Industrial/ research centres speakers:
Dr Onur Atak, Siemens
Onur Atak is a
Research Engineering Manager at Siemens Digital Industries Software,
Simulation and Test Solutions (STS) division. He is leading a team of
researchers in the field of Executable Digital Twins (xDT) and 3D Reduced
Order Modelling. In particular, his group is focusing on research topics
such as fast simulation, virtual sensing, model order reduction, machine
learning methods, LLMs and more…
Dr Shiva Babu, Rolls-Royce
Dr Shiva Babu is a Design Automation Engineer at Rolls-Royce
Plc, experienced in development of design systems using AI/ML approaches
supporting whole sub-system and component engineering. He currently leads
technical activities under various work packages in R&T projects, such as
development of AI techniques to improve the effectiveness of design space
exploration, development of Machine Learning Techniques for geometry/feature
(such as damages) recognition to support design systems deployment and
inspection. He is also the Product Owner for several of the key applications in
the team tools portfolio. He received his Ph.D. in knowledge-based engineering
from Birmingham City University in 2016. He was a post-doc at Birmingham city
university in partnership with Brandaeur (Largest contract presswork and
stamping companies in Europe) funded by Innovate UK, investigating tool wear
and its impact on part characteristics. His research interests include
application of AI/Machine learning techniques for design space exploration,
Image processing techniques to support product development lifecycle and
process optimisation.
Dr Zack Xuereb Conti, Alan Turing Institute
Zack is a Turing Research Fellow at The Alan Turing Institute (ATI) and a Visiting Research Fellow within the Department of Civil Engineering at the University of Cambridge. Prior to this, Zack was a Postdoctoral Research Associate within the Data - Centric Engineering programme at the ATI. He completed his PhD within the Architecture and Sustainable Design (ASD) department at the Singapore University of Technology and Design (SUTD), during which period he also conducted research as a visiting scholar at the Harvard Graduate School of Design in Cambridge, USA. Zack's PhD specialised in the application of Bayesian inference at the intersection of architectural design and structural engineering.
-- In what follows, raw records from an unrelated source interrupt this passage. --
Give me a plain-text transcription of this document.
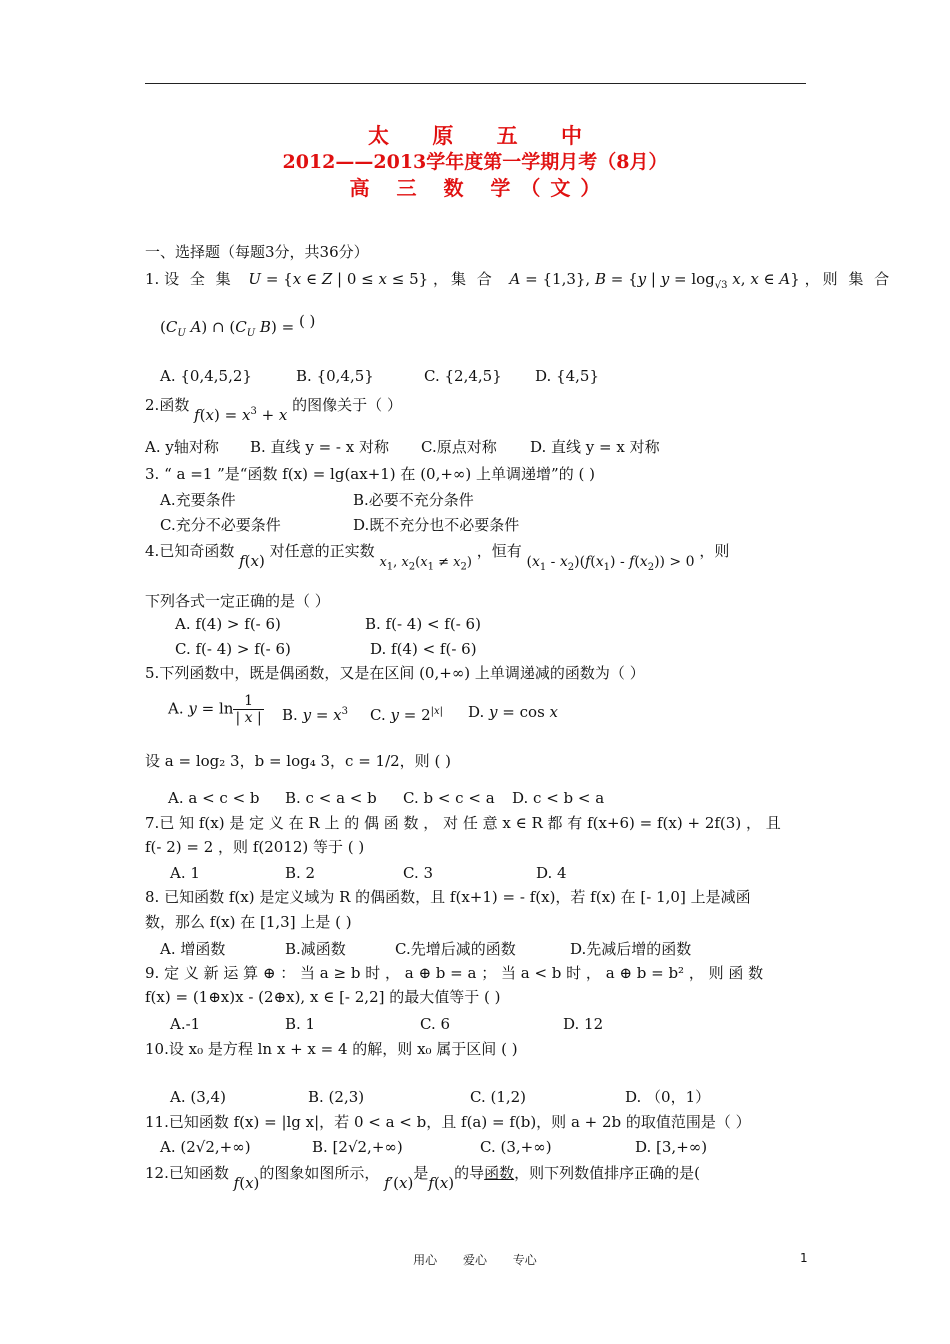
太 原 五 中
2012——2013学年度第一学期月考（8月）
高 三 数 学（文）
一、选择题（每题3分，共36分）
1. 设 全 集 U = {x ∈ Z | 0 ≤ x ≤ 5} ，集 合 A = {1,3}, B = {y | $y = \log_{√3} x$, x ∈ A} ，则 集 合
($C_U$ A) ∩ ($C_U$ B) = ( )
A. {0,4,5,2}	B. {0,4,5}	C. {2,4,5} D. {4,5}
2.函数 $f(x) = x^3 + x$ 的图像关于（ ）
A. y轴对称 B. 直线 y = - x 对称 C.原点对称 D. 直线 y = x 对称
3. “ a =1 ”是“函数 f(x) = lg(ax+1) 在 (0,+∞) 上单调递增”的 ( )
A.充要条件	B.必要不充分条件
C.充分不必要条件	D.既不充分也不必要条件
4.已知奇函数 f(x) 对任意的正实数 $x_1$, $x_2(x_1 \ne x_2)$ ，恒有 $(x_1 - x_2)(f(x_1) - f(x_2)) > 0$ ，则
下列各式一定正确的是（ ）
A. f(4) > f(- 6)	B. f(- 4) < f(- 6)
C. f(- 4) > f(- 6)	D. f(4) < f(- 6)
5.下列函数中，既是偶函数，又是在区间 (0,+∞) 上单调递减的函数为（ ）
A. $y = \ln \frac{1}{| x |} B$. $y = x^3$ C. $y = 2^{|x|}$ D. y = cos x
设 a = log₂ 3，b = log₄ 3，c = 1/2，则 ( )
A. a < c < b B. c < a < b C. b < c < a D. c < b < a
7.已 知 f(x) 是 定 义 在 R 上 的 偶 函 数 ， 对 任 意 x ∈ R 都 有 f(x+6) = f(x) + 2f(3) ， 且
f(- 2) = 2 ，则 f(2012) 等于 ( )
A. 1	B. 2	C. 3	D. 4
8. 已知函数 f(x) 是定义域为 R 的偶函数，且 f(x+1) = - f(x)，若 f(x) 在 [- 1,0] 上是减函
数，那么 f(x) 在 [1,3] 上是 ( )
A. 增函数	B.减函数	C.先增后减的函数	D.先减后增的函数
9. 定 义 新 运 算 ⊕ ： 当 a ≥ b 时 ， a ⊕ b = a ； 当 a < b 时 ， a ⊕ b = b² ， 则 函 数
f(x) = (1⊕x)x - (2⊕x), x ∈ [- 2,2] 的最大值等于 ( )
A.-1	B. 1	C. 6	D. 12
10.设 x₀ 是方程 ln x + x = 4 的解，则 x₀ 属于区间 ( )
A. (3,4)	B. (2,3)	C. (1,2)	D. （0，1）
11.已知函数 f(x) = |lg x|，若 0 < a < b，且 f(a) = f(b)，则 a + 2b 的取值范围是（ ）
A. (2√2,+∞)	B. [2√2,+∞)	C. (3,+∞)	D. [3,+∞)
12.已知函数 f(x)的图象如图所示， f′(x)是f(x)的导函数，则下列数值排序正确的是(
用心 爱心 专心	1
Zack also holds an MPhil degree in Digital Architectonics from the University of Bath and a Bachelor’s degree in Architecture and Civil Engineering from the University of Malta. He is also a registered architect and civil engineer and has practiced with several architectural design offices.
Zack’s current research interests focus around leveraging Physics in machine - learning for the modeling of dynamical systems across engineering applications. He is interested in developing cutting - edge methodologies to address model generalization and promote physical interpretability.